L'auteur réagit au texte de Gaétan Frigon, «Dans la cour des autres», publié hier.

Ainsi monsieur Frigon, nous sommes atteints, nous de la fonction publique, du syndrome «pas dans ma cour». Serions-nous plus avisés de faire ce que nous demande le gouvernement? Geler nos salaires, voilà, selon vous, une bonne solution. Les prix à l'alimentation, ils vont être aussi gelés? Le prix de l'essence? Les listes d'attente en chirurgie vont diminuer avec moins de personnel en soins, croyez-vous? Le privé va tout régler ça? Donc les riches pourront se faire soigner et les pauvres n'auront qu'à crever?
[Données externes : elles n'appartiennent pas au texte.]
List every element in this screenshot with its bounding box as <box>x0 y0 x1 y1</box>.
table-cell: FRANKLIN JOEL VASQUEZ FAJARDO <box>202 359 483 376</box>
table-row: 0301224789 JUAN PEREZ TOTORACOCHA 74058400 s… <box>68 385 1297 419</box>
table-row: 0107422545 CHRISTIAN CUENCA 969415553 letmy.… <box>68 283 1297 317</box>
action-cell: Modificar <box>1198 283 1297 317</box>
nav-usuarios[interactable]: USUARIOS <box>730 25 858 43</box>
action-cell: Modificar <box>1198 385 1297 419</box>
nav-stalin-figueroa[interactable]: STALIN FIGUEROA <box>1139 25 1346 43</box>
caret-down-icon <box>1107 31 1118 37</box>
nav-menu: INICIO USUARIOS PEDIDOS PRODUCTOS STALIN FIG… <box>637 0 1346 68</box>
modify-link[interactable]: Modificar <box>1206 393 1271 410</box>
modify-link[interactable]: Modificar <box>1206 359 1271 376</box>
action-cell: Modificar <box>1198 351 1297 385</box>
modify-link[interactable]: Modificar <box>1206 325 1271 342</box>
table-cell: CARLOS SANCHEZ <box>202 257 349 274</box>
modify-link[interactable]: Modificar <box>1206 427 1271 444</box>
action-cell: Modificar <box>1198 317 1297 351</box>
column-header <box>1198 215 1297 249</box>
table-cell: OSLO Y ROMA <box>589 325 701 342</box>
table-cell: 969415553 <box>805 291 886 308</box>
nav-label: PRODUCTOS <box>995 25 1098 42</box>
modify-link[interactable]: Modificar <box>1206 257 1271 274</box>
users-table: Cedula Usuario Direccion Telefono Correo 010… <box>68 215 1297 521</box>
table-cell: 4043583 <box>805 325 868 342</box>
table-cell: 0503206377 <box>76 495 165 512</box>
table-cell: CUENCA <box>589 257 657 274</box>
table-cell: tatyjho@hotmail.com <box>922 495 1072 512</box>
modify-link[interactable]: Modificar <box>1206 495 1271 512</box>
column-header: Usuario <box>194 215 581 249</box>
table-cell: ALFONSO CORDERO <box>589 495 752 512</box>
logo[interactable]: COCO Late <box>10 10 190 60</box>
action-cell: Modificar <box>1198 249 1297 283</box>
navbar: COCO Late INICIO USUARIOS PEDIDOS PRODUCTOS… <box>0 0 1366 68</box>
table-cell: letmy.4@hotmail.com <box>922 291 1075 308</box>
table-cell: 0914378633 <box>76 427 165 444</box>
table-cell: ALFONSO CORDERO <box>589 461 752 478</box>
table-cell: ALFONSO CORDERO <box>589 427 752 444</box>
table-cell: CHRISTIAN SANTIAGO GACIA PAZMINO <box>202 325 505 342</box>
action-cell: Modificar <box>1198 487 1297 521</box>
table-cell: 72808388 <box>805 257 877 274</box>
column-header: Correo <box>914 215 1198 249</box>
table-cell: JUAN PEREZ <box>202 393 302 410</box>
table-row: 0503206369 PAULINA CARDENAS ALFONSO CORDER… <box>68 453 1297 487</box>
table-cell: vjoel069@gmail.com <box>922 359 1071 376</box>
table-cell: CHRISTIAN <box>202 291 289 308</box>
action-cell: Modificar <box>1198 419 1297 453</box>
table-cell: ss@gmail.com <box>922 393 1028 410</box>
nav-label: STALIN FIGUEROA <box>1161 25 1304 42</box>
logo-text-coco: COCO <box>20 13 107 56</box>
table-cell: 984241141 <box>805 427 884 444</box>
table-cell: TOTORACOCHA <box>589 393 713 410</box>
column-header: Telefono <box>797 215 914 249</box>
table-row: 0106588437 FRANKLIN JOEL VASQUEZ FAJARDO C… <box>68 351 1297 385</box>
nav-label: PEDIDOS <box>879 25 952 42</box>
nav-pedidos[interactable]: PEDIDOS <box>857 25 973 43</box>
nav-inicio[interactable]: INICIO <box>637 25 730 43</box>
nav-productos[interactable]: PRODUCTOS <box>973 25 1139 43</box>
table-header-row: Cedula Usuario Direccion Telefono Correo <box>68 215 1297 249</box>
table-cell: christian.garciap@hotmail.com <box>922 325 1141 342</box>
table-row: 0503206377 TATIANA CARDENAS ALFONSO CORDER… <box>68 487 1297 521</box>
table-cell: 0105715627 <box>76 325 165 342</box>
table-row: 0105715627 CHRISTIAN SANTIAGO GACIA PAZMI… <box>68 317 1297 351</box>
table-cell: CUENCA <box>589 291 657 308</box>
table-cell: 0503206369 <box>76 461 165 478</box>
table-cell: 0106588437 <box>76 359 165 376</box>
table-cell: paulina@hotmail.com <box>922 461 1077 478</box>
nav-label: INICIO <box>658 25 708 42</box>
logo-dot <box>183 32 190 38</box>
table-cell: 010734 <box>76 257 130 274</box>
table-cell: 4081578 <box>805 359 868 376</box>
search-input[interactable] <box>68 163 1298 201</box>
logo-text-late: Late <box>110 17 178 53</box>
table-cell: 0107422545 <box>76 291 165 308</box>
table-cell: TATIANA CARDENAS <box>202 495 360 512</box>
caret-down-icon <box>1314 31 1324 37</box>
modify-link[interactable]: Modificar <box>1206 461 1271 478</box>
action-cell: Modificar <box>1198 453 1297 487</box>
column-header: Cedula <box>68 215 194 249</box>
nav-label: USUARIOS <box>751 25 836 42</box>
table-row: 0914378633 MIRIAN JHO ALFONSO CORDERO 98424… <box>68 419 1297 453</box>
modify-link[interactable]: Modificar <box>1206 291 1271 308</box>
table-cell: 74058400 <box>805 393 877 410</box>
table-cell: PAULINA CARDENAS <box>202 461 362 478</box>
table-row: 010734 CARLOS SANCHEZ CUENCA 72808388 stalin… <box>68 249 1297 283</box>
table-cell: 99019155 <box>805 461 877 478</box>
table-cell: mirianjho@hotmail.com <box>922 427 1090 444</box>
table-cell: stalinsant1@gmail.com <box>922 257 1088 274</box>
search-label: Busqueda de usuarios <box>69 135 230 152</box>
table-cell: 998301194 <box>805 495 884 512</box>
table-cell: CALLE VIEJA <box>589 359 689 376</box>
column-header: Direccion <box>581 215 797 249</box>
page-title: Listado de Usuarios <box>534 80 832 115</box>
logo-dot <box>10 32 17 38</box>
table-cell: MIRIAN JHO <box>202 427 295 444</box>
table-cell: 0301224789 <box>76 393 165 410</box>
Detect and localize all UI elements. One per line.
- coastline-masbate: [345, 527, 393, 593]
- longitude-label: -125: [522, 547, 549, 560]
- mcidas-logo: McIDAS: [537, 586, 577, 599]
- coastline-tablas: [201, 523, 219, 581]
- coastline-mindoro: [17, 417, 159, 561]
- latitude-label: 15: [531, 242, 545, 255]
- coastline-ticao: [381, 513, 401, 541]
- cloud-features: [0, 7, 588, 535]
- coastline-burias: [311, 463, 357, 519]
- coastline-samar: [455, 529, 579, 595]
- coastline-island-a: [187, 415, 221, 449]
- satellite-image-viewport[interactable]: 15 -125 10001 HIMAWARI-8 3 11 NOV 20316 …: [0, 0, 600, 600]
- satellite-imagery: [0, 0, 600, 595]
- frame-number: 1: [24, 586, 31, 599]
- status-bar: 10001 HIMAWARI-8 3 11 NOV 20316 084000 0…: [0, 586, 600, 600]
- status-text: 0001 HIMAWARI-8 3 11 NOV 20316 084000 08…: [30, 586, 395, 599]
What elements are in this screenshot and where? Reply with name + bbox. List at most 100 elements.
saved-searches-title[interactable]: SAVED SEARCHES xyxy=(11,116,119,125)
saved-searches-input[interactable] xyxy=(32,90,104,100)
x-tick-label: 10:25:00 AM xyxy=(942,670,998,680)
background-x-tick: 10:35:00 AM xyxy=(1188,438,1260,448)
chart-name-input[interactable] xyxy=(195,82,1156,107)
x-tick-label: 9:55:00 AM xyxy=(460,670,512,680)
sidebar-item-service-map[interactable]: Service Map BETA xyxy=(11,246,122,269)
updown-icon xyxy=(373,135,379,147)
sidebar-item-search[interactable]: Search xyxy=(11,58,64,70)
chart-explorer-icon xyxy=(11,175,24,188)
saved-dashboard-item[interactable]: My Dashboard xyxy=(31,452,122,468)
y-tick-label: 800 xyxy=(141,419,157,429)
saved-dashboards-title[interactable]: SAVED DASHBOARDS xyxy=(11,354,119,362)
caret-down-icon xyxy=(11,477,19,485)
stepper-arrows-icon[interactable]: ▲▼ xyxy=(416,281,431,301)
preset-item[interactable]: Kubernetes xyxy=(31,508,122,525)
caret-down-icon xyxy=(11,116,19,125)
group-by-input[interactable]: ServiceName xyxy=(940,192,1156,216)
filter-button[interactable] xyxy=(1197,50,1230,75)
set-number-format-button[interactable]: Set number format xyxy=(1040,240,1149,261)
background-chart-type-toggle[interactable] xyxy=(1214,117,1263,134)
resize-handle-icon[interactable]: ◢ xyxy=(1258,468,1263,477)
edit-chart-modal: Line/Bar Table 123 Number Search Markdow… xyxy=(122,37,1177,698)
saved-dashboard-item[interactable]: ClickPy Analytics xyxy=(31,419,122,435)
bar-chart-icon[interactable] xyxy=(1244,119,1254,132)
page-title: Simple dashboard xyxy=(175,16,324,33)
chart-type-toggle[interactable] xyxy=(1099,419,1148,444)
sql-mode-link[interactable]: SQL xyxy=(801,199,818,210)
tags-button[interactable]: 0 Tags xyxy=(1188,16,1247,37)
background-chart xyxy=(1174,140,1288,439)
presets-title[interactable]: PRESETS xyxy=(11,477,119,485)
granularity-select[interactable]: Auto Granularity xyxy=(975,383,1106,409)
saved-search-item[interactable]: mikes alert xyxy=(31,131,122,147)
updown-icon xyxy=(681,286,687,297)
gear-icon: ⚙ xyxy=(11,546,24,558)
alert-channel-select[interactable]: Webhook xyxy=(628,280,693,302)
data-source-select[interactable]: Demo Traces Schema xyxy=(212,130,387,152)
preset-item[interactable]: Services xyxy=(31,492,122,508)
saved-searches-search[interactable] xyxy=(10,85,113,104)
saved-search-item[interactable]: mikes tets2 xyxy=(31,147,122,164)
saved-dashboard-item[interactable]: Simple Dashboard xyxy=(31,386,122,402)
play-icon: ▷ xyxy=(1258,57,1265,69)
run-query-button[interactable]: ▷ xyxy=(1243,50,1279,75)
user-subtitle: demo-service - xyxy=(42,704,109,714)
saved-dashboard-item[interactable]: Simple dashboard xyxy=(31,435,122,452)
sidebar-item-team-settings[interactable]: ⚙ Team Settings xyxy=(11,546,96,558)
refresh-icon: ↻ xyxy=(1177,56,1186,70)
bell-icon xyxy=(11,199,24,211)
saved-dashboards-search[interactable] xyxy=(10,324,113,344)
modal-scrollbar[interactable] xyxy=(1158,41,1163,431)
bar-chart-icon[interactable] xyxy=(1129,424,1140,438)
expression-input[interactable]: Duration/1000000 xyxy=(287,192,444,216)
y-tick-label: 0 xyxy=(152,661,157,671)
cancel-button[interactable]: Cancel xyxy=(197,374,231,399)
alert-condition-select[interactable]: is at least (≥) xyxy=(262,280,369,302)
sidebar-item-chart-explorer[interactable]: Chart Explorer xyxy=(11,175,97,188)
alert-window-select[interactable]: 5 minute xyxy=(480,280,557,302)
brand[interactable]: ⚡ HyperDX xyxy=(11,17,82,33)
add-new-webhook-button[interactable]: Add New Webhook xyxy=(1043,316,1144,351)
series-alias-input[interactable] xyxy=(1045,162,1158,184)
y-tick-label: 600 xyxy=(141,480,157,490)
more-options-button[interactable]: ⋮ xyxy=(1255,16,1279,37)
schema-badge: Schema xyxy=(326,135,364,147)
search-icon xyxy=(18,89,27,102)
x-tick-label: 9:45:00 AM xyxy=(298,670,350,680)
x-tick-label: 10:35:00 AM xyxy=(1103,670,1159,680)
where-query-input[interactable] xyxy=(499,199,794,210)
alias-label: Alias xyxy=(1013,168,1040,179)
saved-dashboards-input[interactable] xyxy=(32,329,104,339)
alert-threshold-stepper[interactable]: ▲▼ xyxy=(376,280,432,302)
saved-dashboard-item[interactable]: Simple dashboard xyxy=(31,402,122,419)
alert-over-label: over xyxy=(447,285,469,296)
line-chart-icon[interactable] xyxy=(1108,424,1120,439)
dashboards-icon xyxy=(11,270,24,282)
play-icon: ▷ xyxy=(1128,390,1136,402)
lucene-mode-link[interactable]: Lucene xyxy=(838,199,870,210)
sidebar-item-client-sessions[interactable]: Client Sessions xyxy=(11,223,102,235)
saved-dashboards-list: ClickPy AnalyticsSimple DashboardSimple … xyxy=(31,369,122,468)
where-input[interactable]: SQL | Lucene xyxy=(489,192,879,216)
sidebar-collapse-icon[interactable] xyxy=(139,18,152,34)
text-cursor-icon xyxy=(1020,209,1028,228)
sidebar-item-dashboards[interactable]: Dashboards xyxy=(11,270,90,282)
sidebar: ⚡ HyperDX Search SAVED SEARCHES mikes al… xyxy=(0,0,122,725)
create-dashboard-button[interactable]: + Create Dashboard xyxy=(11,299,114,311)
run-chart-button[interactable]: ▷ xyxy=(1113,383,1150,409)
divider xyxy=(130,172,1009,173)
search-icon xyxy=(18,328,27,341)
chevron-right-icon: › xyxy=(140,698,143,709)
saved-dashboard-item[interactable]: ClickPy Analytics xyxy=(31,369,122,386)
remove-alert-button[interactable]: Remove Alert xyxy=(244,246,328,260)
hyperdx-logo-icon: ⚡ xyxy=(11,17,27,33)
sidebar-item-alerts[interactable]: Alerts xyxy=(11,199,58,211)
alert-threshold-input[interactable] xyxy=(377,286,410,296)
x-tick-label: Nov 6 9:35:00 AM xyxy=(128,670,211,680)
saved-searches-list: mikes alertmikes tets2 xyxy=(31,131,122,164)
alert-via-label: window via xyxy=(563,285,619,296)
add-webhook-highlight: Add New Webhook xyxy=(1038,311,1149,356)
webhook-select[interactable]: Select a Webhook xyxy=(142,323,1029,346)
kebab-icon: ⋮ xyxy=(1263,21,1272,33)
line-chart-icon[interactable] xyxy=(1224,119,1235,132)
Sélection naturelle?

Laissez-moi vous corriger dans au moins une de vos affirmations. Vous écrivez «effort collectif». Êtes-vous bien sûr que ce terme est approprié? Que font les pétrolières, les pharmaceutiques, les sociétés minières pour réduire notre déficit? Quand on dit «collectif» faut-il les exclure? Ces compagnies, maintes fois milliardaires, profitent de nos routes, de nos infrastructures, de nos subventions. Ne serait-ce pas le temps pour elles de retourner l'ascenseur au système public? Que fait le gouvernement pour aller chercher ce retour d'ascenseur? Est-ce que nos députés font leur part pour l'effort collectif?

Personne ne semble contre l'idée de diminuer le déficit, mais peut-on parler des moyens préconisés? Regardez ce qui s'est fait ailleurs, quand on a réduit les dépenses plutôt que d'aller chercher des revenus supplémentaires. En France, en 2010, une dette de 1601 milliards d'euros; la solution, comme celle de notre gouvernement libéral: réduire de 56 milliards d'euros les dépenses. Résultat: en 2013, une dette de 1925 milliards d'euros!

En Espagne, au Royaume-Uni, en Belgique c'est la même chose. La solution n'en est pas une. Comment voulez-vous stimuler l'économie quand vous appauvrissez une population qui achètera de moins en moins? Si le but est bien de diminuer le déficit, ce sera un échec. Par contre, si on veut tuer les services publics et se donner une société qui favorise les riches, alors là, bravo!